Friedrich Wilhelm II. wurde nicht gekrönt wie 1701 Friedrich I. und 1861 Wilhelm I., sondern ließ sich in verschiedenen Landesteilen huldigen. Diese mit Bildnissen, Inschriften und Allegorien geschmückten Medaillen kommen in verschiedenen Größen und Varianten vor und werden auch immer wieder vom Münzhandel angeboten. Dass sich das preußische Heer in den Koalitionskriegen gegen das revolutionäre Frankreich mit wenig Ruhm bedeckte, sieht man den Medaillen aus den frühen 1790-er Jahren nicht an, die „Lohn des weisen Helden“ und „Wiederhergestelltes Einvernehmen“ feiern. Hinzu kommen Preismedaillen, mit denen Künstler und Gelehrte ausgezeichnet wurden, sowie Prägungen zur Beförderung der Wirtschaft und sogar der Seidenindustrie und der Pferdezucht, die sich damals in Preußen allerhöchster Gunst erfreuten.
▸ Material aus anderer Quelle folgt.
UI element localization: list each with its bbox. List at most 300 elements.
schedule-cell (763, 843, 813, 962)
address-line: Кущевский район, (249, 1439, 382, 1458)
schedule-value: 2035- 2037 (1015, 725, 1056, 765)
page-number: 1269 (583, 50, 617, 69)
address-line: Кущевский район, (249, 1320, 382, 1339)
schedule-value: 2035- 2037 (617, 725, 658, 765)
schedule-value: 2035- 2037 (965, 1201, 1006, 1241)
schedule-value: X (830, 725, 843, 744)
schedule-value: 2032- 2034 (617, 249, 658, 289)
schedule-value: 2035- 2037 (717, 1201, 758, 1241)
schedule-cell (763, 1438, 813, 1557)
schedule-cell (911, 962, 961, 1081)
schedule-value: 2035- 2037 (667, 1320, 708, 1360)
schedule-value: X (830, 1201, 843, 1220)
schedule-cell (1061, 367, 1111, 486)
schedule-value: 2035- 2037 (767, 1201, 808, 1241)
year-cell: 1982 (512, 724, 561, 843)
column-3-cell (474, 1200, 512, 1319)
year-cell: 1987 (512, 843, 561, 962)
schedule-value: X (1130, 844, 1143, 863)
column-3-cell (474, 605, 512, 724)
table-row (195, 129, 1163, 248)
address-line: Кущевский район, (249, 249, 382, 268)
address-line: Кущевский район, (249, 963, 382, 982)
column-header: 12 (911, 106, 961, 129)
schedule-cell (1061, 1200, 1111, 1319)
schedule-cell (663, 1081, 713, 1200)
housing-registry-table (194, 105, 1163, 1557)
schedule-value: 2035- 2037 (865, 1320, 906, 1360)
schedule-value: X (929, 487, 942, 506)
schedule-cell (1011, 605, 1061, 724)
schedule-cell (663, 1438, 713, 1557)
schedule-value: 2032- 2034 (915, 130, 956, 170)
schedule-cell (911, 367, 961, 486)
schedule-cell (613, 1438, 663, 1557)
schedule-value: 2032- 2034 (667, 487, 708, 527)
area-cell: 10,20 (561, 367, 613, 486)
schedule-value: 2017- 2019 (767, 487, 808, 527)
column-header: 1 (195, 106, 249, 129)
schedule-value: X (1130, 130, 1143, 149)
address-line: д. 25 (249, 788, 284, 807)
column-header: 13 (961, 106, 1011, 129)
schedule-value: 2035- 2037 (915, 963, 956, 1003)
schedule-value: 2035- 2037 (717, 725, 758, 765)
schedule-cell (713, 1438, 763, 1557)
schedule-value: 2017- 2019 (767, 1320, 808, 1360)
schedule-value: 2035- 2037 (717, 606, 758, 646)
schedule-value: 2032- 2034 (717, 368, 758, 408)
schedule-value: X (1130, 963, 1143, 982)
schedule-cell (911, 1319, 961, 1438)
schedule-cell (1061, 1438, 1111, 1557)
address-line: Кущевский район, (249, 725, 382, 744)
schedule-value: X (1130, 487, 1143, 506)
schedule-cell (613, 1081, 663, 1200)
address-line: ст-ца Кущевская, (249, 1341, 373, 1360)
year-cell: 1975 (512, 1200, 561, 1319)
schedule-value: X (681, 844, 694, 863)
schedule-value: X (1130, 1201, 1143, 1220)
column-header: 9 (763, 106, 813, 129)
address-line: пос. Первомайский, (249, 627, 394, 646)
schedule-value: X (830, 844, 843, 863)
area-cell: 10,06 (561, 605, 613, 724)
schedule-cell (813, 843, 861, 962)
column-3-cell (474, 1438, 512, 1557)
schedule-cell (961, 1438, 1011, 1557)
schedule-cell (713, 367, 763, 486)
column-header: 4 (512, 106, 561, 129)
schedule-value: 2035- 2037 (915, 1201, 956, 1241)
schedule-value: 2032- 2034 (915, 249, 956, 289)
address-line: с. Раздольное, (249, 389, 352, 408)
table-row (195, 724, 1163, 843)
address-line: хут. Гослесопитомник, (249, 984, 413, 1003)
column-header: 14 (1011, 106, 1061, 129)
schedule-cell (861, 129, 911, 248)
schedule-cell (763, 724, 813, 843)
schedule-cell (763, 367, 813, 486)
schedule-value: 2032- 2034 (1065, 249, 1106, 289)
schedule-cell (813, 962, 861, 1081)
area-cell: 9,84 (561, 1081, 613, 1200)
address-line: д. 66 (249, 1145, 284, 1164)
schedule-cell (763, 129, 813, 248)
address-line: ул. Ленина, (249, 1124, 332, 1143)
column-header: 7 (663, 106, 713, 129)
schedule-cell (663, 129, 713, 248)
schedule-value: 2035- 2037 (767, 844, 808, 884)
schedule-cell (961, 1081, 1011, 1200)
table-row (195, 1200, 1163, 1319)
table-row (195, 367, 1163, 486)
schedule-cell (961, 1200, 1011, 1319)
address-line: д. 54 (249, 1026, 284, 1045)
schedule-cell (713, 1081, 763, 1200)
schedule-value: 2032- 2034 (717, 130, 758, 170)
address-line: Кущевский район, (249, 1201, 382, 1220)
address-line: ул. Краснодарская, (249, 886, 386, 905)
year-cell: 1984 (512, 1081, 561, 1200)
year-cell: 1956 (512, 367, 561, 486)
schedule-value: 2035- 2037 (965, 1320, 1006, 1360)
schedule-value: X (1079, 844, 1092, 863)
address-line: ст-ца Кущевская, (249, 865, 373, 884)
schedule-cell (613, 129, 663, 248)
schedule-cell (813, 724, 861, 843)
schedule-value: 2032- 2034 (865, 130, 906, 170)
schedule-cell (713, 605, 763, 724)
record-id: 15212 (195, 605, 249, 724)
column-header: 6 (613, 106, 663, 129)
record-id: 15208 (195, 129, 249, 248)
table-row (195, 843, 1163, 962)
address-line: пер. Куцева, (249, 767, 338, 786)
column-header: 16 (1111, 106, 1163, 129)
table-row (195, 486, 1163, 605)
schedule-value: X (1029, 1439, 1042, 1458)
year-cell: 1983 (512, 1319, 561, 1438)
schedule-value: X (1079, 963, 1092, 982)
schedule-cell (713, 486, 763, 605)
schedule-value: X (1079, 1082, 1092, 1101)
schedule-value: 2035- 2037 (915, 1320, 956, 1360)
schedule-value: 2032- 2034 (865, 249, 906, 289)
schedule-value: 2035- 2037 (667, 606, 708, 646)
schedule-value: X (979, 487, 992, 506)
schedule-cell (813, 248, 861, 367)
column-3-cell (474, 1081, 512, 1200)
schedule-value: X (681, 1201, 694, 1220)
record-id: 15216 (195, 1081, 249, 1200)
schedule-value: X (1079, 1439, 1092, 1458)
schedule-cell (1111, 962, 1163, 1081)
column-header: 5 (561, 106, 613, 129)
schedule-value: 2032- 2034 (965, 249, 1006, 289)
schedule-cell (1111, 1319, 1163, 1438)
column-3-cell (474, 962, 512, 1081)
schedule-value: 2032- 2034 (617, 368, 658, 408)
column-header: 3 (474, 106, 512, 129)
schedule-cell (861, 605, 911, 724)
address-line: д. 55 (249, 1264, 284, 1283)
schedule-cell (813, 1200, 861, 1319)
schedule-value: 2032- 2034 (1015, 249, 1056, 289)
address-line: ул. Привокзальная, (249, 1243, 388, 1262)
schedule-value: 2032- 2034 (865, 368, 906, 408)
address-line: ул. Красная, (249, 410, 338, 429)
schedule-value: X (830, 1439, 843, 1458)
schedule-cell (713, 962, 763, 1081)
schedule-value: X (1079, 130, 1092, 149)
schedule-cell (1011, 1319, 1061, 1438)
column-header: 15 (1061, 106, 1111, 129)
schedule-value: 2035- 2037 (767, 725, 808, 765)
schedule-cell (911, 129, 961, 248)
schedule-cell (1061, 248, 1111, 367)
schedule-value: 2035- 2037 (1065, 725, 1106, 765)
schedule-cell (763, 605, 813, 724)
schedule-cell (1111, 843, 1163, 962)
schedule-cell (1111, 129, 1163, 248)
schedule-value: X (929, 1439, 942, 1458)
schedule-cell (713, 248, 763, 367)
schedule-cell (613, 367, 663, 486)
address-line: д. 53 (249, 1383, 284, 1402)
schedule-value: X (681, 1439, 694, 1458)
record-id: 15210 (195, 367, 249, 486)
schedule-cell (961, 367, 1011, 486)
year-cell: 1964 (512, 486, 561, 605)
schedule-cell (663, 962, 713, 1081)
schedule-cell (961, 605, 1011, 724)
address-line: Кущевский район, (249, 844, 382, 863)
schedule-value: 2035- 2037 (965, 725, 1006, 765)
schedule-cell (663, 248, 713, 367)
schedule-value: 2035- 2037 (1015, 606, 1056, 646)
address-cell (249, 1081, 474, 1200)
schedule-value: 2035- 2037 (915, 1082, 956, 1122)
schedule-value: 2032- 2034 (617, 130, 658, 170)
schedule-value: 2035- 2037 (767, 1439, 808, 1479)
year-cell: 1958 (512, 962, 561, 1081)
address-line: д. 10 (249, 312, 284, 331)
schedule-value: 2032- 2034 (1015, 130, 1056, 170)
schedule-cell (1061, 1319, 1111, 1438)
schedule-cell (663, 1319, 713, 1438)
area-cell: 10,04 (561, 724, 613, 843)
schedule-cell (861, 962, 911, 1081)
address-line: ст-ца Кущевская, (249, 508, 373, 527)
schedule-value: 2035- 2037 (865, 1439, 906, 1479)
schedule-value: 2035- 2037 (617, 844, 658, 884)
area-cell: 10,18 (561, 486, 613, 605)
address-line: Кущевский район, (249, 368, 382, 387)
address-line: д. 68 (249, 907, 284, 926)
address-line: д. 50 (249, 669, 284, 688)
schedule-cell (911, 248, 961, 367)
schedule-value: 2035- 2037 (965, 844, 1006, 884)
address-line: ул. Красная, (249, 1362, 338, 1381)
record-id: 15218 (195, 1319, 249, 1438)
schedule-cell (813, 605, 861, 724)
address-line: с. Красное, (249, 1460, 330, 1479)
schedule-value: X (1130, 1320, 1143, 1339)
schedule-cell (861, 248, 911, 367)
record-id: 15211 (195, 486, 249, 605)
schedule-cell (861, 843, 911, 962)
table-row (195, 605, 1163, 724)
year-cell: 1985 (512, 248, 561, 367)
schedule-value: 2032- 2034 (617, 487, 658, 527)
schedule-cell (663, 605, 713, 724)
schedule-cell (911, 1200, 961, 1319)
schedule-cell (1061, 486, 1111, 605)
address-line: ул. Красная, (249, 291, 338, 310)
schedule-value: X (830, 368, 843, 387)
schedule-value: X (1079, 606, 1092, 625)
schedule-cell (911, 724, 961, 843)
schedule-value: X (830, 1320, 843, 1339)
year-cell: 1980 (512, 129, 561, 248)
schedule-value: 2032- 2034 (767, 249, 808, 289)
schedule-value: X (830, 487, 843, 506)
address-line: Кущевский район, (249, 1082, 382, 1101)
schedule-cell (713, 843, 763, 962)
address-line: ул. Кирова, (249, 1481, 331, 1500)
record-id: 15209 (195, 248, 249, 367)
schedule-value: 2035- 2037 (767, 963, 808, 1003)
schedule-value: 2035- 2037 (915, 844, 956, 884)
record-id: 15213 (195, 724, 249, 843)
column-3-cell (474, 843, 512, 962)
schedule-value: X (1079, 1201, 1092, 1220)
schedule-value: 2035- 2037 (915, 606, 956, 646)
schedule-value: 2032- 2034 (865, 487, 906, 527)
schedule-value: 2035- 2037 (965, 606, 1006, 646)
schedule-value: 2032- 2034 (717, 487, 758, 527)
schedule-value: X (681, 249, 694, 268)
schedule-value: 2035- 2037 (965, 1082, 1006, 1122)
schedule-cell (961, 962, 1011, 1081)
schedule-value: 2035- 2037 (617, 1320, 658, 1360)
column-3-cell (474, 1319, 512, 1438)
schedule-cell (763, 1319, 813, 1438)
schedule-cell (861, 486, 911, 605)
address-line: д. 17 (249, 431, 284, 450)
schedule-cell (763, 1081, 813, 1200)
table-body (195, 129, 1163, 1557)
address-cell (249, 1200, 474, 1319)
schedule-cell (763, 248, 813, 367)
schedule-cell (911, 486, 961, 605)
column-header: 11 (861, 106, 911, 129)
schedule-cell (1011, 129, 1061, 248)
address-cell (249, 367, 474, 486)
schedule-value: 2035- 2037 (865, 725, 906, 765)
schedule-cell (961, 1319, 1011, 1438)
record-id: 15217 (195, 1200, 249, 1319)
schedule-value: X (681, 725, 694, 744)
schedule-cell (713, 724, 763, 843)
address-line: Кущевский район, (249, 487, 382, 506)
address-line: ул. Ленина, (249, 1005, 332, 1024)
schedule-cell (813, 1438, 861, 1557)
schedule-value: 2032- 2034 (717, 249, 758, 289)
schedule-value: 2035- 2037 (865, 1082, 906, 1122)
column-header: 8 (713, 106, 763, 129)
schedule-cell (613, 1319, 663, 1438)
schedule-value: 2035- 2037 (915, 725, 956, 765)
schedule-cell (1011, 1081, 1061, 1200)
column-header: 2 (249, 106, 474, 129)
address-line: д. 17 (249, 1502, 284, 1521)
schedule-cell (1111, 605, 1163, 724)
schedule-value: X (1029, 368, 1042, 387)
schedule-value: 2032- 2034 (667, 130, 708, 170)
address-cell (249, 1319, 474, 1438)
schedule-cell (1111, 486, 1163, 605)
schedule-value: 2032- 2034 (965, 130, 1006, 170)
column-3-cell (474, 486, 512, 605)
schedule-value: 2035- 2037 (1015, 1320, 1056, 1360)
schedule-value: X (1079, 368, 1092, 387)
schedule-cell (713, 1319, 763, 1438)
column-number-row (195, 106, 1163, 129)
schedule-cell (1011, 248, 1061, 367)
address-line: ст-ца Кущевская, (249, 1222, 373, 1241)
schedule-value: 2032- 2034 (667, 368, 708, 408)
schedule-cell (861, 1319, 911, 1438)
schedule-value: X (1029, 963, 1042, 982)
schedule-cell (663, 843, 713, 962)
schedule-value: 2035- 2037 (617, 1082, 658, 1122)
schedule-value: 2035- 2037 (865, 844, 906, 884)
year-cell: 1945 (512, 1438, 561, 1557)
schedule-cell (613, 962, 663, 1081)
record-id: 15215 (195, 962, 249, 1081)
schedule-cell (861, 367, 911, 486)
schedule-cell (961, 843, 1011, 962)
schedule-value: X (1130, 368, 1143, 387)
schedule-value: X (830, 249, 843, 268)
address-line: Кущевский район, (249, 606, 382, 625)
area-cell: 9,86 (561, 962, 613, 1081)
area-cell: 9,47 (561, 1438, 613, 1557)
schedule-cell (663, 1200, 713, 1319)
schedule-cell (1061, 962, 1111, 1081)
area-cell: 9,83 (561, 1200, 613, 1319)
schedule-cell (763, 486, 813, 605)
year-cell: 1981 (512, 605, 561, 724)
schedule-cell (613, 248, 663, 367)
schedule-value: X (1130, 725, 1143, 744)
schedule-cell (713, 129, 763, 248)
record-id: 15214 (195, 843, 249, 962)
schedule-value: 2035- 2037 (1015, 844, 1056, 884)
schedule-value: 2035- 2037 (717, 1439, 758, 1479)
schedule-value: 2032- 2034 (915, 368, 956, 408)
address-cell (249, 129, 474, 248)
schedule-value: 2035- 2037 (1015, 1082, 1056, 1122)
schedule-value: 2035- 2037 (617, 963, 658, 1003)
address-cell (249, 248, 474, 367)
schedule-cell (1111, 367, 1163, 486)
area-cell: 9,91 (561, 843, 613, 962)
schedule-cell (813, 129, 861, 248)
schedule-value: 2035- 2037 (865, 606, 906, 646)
Wirkliche und vermeintliche Leistungen

Geschaffen von herausragenden Künstlern wie Jacob Abraham, Abraham Abramson, Johann Veit Döll, Karl Wilhelm Hoeckner, Anton Friedrich König, Daniel Friedrich Loos, Friedrich Wilhelm Loos, Johann Jacob Stierle und anderen erinnern die Medaillen an die mit vielen Hoffnungen verbundene Thronbesteigung des Königs und an seinen vom Volk wenig betrauerten Tod. Dazwischen feiern Medaillen wie zuvor schon Prägungen zu Ehren Friedrichs des Großen und später weiterer Monarchen wirkliche oder vermeintliche Leistungen Friedrich Wilhelms II. als Vater des Vaterlandes, Staatsmann, Gesetzgeber und Feldherr. Dass es in seiner Zeit grundlegende Veränderungen im Zusammenleben der Völker, in der Wirtschaft sowie Kunst und Kultur gab, kann man den als „Histoire métallique“ herausgegebenen Medaillen nicht oder nur indirekt entnehmen. Doch darin unterscheiden sie sich nicht von Arbeiten dieser Art aus anderen Epochen und Ländern.

Alle diese Medaillen betrieben Personenkult und schmeichelten den Potentaten mit Lobhudelei und Unterwürfigkeit. Inwiefern die so gefeierten Potentaten an der Gestaltung der Medaillen beteiligt waren, bedarf noch weiterer Klärung. Wir wissen nur, dass Herrscher wie der französische Sonnenkönig Ludwig XIV, der sächsische Kurfürst und König August der Starke, Preußens König Friedrich II. und der bayerische König Ludwig I. sowie der französische Kaiser Napoleon I. Und der deutsche Kaiser Wilhelm II. persönlich auf die Gestaltung einiger ihnen zu Ehren geprägten Medaillen und Münzen nahmen und sich die ihnen geltende numismatische Propaganda viel Geld kosten ließen. Detailuntersuchungen anhand von zeitgenössischen Dokumenten und möglicherweise auch genehmigte oder verworfene Entwürfe konnten diese Frage klären helfen.